Inability of the CNS to Repair Its Injuries
Most of the body organs have the ability to repair injuries that they suffer without the intervention. Metabolic processes and certain food vitamins enable the body’s muscle tissues to regenerate and recover. Unfortunately, there are certain specialized cells of the CNS that lack the ability to divide and generate new cells. This makes the recovery from a spinal cord injury and the brain very difficult compared to the other body organs.
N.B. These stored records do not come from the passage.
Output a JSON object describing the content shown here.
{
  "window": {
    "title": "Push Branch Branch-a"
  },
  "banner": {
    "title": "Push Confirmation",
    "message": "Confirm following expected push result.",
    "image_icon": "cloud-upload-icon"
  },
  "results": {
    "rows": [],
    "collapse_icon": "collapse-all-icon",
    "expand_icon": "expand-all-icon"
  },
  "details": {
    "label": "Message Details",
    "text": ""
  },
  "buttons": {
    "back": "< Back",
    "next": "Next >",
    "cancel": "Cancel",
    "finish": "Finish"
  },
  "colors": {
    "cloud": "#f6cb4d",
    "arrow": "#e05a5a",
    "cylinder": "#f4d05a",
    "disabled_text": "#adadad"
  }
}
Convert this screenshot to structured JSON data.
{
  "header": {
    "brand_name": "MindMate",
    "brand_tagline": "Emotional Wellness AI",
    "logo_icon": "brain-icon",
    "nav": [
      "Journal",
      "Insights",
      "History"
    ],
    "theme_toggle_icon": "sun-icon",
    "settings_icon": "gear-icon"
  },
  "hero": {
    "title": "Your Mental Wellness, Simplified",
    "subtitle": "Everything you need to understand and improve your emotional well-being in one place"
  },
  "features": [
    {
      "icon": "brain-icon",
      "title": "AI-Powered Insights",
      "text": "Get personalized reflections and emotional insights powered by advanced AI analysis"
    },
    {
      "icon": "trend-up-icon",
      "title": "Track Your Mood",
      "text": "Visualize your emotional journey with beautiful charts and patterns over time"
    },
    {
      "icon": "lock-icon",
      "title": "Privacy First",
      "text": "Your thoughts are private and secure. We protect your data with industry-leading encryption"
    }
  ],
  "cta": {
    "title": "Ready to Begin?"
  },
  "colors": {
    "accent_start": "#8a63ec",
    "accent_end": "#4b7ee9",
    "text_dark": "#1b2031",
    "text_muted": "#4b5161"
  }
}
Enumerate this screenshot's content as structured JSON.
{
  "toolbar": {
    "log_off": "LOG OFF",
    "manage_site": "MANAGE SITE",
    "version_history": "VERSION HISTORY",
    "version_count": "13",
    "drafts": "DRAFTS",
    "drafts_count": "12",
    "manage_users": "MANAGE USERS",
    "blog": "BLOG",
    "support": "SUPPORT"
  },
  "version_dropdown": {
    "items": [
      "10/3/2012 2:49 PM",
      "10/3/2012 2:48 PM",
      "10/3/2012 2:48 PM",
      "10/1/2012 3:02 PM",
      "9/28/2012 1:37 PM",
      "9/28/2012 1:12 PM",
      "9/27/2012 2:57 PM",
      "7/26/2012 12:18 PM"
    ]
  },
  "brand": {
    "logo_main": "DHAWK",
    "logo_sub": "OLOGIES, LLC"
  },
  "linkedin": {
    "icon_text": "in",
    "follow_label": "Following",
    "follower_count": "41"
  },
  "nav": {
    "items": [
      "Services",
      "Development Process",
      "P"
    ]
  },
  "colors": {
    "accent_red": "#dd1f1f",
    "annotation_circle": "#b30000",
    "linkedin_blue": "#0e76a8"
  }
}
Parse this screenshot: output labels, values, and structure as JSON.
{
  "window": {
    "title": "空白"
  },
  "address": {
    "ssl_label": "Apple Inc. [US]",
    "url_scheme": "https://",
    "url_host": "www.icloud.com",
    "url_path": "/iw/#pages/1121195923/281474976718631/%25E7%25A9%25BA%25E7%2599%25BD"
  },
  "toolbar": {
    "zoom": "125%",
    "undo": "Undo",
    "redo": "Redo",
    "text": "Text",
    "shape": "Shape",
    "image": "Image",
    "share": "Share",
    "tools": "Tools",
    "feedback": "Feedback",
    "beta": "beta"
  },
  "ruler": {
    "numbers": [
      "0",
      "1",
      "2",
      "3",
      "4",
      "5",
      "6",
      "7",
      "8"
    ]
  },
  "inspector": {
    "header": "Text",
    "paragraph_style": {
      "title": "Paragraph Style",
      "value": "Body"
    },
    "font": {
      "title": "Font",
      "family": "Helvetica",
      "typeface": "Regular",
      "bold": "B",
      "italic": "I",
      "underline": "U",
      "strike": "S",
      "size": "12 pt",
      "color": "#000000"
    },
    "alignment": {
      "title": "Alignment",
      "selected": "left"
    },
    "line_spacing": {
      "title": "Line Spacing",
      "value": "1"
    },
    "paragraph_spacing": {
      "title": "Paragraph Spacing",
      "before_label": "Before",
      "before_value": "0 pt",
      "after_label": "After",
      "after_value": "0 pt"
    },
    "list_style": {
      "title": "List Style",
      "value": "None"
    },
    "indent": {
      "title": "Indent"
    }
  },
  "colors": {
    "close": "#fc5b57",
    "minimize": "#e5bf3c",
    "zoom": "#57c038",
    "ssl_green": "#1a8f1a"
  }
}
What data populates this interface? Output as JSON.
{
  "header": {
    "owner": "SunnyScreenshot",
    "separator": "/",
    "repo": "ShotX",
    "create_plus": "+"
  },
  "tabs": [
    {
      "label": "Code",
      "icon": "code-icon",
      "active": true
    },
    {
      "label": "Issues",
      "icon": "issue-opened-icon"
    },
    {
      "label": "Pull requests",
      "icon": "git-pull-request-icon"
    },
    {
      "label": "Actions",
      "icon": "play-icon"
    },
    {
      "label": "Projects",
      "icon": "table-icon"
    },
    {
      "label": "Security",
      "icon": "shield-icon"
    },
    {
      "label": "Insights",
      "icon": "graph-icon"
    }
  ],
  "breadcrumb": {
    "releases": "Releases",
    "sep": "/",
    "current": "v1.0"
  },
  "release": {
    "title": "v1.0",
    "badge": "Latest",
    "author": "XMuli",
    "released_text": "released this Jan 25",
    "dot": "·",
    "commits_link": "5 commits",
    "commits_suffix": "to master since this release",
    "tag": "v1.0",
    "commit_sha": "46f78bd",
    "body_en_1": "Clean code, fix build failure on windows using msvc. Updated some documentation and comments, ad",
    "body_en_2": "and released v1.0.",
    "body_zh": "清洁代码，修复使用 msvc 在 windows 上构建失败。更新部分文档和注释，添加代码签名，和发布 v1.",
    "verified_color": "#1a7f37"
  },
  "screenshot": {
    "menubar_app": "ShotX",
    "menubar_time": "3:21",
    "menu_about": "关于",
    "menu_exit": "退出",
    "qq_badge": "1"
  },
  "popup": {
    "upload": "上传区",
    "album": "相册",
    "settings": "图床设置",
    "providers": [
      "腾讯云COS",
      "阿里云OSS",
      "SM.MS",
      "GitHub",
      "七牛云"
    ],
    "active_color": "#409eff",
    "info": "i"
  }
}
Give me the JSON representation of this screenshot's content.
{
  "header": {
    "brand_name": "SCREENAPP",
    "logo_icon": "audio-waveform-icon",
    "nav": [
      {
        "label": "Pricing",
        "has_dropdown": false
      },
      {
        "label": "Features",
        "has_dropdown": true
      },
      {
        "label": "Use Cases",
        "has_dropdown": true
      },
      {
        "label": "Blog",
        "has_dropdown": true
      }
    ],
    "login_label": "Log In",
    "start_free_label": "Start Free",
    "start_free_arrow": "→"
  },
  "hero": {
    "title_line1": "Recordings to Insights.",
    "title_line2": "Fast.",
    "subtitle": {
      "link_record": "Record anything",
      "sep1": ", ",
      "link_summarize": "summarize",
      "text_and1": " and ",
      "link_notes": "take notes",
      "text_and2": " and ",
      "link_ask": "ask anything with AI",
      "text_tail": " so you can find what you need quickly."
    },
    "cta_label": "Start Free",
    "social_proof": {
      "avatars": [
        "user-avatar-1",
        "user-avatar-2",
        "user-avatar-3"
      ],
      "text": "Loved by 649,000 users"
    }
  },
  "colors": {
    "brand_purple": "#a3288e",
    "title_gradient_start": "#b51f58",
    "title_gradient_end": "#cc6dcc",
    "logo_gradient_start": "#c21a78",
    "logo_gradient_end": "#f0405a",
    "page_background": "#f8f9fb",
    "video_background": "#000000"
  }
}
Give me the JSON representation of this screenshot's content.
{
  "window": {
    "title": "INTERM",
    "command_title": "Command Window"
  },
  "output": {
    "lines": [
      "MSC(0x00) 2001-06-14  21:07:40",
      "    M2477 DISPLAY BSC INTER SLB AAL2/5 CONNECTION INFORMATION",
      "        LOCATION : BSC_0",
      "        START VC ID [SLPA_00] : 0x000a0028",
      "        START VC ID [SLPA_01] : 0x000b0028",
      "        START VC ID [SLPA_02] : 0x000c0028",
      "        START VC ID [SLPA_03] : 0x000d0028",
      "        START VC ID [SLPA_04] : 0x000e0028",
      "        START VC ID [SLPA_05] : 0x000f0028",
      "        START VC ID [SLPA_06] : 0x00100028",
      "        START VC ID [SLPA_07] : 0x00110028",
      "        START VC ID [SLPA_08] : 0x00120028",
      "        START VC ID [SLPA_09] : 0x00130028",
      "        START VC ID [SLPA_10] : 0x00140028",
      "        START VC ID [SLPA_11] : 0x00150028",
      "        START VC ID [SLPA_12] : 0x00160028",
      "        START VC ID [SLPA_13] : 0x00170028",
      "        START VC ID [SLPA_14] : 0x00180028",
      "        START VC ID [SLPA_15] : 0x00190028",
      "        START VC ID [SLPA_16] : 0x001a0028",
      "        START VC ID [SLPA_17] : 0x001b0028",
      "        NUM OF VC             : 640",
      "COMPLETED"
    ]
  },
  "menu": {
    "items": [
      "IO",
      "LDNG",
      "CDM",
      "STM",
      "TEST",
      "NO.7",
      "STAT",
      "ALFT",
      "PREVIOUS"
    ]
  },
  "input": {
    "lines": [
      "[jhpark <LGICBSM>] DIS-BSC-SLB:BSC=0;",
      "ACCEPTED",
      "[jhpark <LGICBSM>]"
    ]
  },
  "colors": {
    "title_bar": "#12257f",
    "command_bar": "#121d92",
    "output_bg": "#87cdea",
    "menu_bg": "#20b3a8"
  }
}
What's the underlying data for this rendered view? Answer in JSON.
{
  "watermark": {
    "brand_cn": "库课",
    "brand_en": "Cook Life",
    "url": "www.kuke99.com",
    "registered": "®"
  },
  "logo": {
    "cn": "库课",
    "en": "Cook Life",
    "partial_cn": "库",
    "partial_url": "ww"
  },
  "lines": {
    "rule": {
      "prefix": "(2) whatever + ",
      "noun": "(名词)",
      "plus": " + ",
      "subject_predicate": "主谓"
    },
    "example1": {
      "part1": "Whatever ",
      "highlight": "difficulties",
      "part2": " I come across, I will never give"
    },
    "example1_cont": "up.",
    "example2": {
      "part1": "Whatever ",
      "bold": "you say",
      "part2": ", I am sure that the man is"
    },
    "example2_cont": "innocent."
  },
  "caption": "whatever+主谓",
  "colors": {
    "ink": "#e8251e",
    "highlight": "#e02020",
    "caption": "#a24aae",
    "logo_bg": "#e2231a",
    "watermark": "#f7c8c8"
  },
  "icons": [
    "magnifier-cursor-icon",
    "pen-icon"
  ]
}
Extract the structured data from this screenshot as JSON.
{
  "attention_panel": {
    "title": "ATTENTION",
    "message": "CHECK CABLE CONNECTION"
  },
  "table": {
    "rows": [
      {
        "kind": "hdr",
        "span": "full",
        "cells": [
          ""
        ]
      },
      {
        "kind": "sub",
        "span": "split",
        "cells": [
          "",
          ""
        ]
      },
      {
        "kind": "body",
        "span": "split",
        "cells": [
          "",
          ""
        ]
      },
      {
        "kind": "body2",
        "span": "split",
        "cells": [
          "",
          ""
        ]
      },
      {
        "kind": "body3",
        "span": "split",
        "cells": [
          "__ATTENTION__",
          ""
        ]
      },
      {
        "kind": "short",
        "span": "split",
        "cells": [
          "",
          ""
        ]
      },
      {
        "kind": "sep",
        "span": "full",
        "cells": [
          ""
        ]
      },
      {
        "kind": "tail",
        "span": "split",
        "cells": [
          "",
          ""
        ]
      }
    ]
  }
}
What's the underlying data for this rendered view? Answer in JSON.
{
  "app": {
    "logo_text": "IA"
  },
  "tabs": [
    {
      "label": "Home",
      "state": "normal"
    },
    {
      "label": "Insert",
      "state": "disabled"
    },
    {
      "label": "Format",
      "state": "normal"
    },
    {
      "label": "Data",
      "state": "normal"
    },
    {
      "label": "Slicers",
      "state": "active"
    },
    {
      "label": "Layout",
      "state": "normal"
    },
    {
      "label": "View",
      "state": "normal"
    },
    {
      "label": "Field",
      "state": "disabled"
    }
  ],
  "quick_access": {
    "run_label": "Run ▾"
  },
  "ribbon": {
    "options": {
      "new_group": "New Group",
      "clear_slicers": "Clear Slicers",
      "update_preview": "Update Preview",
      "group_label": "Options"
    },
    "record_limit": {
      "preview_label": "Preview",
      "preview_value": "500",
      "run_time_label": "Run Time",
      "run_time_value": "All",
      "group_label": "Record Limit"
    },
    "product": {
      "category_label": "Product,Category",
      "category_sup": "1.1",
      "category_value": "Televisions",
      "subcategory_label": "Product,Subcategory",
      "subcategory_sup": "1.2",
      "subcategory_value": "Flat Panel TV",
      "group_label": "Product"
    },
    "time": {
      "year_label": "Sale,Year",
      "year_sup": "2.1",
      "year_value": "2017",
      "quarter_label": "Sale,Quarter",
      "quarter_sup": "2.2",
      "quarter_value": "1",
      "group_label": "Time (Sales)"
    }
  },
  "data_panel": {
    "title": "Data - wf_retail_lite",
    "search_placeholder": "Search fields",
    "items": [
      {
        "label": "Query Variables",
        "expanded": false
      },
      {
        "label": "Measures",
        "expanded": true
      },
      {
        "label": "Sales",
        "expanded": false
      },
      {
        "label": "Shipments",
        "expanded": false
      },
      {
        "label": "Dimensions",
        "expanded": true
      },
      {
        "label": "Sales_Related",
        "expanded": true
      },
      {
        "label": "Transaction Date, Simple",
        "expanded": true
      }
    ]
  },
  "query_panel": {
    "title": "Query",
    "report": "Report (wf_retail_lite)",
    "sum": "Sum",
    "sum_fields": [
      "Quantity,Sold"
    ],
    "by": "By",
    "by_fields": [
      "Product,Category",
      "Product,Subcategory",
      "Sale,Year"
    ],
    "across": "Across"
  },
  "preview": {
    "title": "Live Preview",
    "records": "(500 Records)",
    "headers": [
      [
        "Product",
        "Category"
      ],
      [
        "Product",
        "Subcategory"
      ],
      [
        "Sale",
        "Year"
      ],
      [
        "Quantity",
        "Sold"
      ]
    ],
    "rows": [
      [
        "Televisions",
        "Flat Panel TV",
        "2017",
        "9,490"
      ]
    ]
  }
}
The CNS is so complex that that it cannot form the appropriate connection between a spinal cord and the brain whenever an injury occurs. This makes it difficult for the brain to trigger the right responses that can enable the central nervous system to heal. In addition, it poses a great challenge for medical practitioners who attempt to recreate and repair the central nervous system after an injury.
The CNS is made up of the brain and the spinal cord. The brain is further subdivided into the forebrain, the brainstem and the hindbrain. The spinal cord is a cylindrical shaped collection of nerves bundled together and run from the back of the neck to the lower back section. The nerves made up of axons and dendrites that relay information in a parallel manner between the brain and the whole body.
The CNS is well protected by thick bones and a skull which help to absorb pressure and prevent physical damage. The CNS also has a fluid filled cavity below the bones that absorbs shock.
Psychology relates to the CNS in that there are certain practices like reduced anxiety which help to improve the health of the CNS.
Babamahmoodi, Farhang, Alireza Davoudi, Abdolreza Babamahmoodi, and Mojgan Sepehrimanesh. "Epidemiologic Characteristics of Patients Treated in a Referral Center With the Diagnosis of Central Nervous System Infection in North of Iran, from March 2008 to March 2012: A Retrospective Observational Registry Study." (2013): Print.
Harrigan, Jim, Sean Harrigan, Robert Suderman, and Lin Mercer. The Nervous System. Cypress, Calif N.p., n.d. Print.
Michael-Titus, Adina, Patricia Revest, and Peter Shortland. The Nervous System. Edinburgh: Churchill Livingstone, 2007. Print.
Vogel, Hannes. Nervous System. Cambridge: Cambridge University Press, 2009. Print.
Wildemann, B. "The expanding range of autoimmune disorders of the nervous system." (2013): Print.